The celebrated novelist, poet and screenwriter Sherman Alexie grew up on the Spokane Indian Reservation, a son of the Spokane and Couer d’Alene tribes.

He made it through a rough childhood and stepped out early, with trademark bravado, in his first collection of stories “The Lone Ranger and Tonto Fistfight in Heaven.” He wrote “Ten Little Indians,” the screenplay for “Smoke Signals” and a whole lot more.

Now he’s sending a troubled young half-Indian on a time-traveling American pilgrimage through Little Big Horn and Wounded Knee and future terrors, too.
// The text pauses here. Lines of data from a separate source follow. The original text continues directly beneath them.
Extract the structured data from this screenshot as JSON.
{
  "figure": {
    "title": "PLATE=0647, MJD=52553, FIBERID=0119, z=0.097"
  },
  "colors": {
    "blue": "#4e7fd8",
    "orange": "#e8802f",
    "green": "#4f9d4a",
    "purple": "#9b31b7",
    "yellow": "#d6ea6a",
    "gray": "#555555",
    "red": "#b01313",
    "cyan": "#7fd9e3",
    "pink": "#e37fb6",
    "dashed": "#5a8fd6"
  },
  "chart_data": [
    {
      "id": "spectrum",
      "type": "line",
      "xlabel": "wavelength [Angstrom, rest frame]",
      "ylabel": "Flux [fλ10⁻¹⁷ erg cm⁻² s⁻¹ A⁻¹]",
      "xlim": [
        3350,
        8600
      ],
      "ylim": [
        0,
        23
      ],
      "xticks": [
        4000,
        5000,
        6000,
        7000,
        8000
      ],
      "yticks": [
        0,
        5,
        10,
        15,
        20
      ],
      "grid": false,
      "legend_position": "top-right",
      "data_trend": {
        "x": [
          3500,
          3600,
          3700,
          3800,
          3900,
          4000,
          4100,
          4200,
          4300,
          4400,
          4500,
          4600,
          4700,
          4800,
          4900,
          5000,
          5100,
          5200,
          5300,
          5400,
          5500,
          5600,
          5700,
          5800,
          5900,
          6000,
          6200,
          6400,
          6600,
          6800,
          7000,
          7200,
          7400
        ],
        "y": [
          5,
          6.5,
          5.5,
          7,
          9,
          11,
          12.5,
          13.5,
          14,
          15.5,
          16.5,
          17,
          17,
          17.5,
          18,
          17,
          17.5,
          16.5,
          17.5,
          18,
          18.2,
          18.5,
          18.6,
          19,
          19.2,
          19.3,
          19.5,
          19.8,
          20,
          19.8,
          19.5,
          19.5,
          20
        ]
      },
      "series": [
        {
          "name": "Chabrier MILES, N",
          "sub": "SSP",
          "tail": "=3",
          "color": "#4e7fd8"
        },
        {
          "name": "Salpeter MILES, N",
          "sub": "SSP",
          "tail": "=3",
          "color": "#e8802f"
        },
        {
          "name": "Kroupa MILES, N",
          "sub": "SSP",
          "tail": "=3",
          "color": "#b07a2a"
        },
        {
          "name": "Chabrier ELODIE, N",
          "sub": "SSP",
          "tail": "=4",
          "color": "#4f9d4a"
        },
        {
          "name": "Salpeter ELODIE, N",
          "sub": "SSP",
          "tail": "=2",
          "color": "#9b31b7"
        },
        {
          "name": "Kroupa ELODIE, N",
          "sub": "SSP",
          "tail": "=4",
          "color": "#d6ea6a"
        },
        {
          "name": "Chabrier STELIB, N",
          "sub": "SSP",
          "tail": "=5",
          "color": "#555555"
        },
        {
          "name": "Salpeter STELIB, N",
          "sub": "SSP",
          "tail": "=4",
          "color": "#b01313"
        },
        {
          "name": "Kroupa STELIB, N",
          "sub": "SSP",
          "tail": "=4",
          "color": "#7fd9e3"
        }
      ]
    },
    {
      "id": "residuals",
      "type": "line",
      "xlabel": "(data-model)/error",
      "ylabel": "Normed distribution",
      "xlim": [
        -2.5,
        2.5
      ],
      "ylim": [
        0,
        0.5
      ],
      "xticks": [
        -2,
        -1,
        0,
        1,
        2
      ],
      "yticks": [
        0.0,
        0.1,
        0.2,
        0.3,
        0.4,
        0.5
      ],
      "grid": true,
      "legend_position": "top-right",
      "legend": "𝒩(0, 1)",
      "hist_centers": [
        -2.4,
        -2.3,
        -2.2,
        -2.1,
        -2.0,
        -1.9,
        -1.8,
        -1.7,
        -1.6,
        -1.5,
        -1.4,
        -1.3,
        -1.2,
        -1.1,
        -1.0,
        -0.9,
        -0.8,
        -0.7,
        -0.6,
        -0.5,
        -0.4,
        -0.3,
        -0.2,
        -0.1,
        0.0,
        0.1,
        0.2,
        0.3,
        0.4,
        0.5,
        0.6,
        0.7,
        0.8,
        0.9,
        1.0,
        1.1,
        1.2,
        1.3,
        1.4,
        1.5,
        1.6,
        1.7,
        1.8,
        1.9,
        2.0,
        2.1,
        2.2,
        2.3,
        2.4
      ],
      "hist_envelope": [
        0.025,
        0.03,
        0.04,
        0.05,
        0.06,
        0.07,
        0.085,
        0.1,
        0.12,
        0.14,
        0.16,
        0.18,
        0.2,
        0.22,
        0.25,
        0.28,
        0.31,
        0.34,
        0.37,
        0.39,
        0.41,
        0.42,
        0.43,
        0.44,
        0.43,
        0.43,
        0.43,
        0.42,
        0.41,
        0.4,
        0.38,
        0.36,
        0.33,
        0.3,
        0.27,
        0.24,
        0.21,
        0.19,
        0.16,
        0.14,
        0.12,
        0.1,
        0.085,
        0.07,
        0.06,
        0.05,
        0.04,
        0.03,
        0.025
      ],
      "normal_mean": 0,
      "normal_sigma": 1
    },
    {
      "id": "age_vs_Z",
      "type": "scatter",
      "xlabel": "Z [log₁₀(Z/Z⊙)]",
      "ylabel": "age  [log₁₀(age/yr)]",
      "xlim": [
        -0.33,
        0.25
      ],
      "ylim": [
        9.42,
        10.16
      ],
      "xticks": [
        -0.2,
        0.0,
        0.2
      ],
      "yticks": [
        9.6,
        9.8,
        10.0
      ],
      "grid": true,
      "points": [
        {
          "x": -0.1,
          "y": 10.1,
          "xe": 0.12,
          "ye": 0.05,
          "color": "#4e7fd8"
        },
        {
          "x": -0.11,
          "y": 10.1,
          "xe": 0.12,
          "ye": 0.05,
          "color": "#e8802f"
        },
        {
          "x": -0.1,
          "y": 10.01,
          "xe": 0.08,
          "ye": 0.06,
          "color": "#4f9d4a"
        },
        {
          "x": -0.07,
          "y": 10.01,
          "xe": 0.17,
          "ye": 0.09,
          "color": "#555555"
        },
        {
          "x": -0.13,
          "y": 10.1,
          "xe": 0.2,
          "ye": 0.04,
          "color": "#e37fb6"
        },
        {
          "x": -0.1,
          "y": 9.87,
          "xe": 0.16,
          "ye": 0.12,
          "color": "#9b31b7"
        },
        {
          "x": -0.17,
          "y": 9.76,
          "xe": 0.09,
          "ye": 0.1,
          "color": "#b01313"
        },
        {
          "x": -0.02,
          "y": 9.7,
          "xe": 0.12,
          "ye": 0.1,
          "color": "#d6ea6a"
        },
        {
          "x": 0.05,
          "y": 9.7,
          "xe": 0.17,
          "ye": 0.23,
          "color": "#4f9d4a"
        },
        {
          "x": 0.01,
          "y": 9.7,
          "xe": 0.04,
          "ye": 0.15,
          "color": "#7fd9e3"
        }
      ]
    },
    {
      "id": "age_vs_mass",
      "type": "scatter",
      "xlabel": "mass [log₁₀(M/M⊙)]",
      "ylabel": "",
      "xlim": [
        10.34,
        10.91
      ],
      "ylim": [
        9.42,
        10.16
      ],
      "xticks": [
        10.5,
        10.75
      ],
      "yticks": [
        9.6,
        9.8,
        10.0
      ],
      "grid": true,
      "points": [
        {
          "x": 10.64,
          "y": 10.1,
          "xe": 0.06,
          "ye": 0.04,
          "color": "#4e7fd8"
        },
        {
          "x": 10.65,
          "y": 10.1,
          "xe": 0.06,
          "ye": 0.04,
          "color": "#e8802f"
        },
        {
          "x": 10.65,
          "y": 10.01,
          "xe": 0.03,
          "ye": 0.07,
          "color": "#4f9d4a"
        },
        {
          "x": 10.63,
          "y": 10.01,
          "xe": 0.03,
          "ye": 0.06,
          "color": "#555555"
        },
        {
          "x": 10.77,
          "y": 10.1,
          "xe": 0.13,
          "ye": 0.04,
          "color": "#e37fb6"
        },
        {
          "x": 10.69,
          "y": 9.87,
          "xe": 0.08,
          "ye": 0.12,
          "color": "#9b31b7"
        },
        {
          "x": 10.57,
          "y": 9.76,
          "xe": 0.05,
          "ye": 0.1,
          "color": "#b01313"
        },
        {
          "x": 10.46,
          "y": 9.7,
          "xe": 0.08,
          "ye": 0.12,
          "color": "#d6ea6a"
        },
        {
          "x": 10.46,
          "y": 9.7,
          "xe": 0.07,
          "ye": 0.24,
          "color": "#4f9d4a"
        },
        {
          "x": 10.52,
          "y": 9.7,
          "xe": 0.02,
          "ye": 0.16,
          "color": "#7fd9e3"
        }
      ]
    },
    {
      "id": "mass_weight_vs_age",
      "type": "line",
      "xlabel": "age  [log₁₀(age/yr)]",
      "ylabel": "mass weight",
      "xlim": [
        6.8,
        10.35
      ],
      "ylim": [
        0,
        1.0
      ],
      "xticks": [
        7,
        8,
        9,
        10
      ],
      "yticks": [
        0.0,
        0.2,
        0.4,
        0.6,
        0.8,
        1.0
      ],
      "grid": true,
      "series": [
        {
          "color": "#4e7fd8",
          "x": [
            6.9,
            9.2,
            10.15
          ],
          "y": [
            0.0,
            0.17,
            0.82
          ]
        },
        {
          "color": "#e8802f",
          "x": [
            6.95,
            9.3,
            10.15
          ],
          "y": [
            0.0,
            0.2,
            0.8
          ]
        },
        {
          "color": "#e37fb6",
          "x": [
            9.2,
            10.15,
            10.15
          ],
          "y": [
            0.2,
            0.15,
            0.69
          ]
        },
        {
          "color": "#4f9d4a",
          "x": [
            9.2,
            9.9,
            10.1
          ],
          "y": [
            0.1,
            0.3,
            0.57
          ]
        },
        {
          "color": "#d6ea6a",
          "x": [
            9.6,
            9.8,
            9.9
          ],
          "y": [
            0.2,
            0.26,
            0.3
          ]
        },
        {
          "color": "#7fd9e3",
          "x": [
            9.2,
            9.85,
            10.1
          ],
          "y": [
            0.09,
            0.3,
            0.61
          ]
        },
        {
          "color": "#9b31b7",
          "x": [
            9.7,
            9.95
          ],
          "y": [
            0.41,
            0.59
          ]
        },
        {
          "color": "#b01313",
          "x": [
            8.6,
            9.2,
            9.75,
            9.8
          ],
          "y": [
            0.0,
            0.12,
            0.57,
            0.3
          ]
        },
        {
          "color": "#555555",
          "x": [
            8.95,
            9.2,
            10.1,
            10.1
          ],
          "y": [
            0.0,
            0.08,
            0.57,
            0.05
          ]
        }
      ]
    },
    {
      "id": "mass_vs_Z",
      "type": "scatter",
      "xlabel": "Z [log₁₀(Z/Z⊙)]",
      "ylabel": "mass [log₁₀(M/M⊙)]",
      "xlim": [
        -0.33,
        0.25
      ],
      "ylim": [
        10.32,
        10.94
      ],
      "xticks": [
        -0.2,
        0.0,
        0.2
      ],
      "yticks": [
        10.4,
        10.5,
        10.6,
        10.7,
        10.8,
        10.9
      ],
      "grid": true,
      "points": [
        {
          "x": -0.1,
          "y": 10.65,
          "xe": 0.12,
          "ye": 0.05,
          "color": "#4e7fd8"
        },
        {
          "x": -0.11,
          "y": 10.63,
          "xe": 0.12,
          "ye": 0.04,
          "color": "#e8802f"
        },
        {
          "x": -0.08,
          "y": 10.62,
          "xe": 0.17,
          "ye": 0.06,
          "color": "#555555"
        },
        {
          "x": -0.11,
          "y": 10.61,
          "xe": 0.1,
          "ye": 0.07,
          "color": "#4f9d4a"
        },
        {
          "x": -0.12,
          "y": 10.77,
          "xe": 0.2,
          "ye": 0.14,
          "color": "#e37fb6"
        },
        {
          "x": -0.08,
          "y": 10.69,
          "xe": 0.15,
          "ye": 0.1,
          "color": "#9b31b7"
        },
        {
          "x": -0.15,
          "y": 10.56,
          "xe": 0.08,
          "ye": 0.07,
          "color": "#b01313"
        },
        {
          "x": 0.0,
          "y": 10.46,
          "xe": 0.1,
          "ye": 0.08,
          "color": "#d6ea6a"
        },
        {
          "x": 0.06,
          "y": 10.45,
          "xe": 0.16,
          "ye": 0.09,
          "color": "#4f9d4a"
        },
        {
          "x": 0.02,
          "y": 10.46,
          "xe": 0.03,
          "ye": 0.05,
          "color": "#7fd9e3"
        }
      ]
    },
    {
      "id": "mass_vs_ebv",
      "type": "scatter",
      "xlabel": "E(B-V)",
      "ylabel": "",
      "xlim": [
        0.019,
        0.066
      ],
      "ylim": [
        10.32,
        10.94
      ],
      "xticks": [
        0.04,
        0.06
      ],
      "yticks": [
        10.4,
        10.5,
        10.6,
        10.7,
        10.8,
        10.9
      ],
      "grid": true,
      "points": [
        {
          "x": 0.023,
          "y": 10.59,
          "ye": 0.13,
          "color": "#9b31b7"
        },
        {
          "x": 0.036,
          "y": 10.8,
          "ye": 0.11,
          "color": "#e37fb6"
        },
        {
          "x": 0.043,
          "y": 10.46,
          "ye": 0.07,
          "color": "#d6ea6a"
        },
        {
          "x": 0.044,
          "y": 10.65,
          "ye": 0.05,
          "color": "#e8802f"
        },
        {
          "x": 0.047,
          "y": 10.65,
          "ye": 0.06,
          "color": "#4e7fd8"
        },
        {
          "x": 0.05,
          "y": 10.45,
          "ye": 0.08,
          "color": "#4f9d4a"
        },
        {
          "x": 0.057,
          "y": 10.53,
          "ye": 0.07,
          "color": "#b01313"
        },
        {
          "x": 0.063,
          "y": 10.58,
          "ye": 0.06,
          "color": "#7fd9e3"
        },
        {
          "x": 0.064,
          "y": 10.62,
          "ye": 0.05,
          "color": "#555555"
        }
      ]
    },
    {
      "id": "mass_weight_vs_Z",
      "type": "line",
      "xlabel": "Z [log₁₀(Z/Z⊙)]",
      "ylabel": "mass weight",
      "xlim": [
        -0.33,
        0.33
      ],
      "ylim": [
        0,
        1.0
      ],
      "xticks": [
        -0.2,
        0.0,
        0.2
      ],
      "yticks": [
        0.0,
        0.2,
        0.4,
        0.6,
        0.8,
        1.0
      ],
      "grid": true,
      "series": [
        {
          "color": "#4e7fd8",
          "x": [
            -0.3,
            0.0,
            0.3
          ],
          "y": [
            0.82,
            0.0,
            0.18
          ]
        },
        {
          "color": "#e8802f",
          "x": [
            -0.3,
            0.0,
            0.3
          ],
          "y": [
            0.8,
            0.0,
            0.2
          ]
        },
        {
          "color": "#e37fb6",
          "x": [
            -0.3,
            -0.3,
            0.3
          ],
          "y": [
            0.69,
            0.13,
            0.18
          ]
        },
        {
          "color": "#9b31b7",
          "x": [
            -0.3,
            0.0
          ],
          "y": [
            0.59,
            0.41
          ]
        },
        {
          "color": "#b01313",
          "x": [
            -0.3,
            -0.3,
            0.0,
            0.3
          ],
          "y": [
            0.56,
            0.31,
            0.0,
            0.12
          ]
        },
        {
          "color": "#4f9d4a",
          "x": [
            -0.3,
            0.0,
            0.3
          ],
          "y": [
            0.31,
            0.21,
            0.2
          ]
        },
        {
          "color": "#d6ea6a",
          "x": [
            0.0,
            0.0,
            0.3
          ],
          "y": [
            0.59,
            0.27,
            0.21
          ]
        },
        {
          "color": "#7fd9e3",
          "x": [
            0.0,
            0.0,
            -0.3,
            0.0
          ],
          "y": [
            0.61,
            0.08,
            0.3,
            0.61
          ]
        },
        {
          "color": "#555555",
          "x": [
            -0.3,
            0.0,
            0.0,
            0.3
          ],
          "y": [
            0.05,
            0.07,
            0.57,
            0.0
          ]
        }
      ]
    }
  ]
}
This hour On Point: Sherman Alexie on his new novel, “Flight.”


Quotes from the Show:

“If anything, the book is critical of men, and masculinity in general, not just Indian men.” Alexie

“Native Americans and other minorities have affected the American culture as much as it has affected us. The assimilative process is a very complex one.” Sherman Alexie

“Human beings don’t go to war because we have to but because we want to.” Sherman Alexie

“I get a little worried when people place Native Americans on a higher plane.” Sherman Alexie

“I am anti-Iraq war but I wouldn’t have been anti-World War II.” Sherman Alexie

Guests:

Sherman Alexie, novelist, screenwriter, poet, and sometimes comedian. His new book, his 18th, is “Flight.”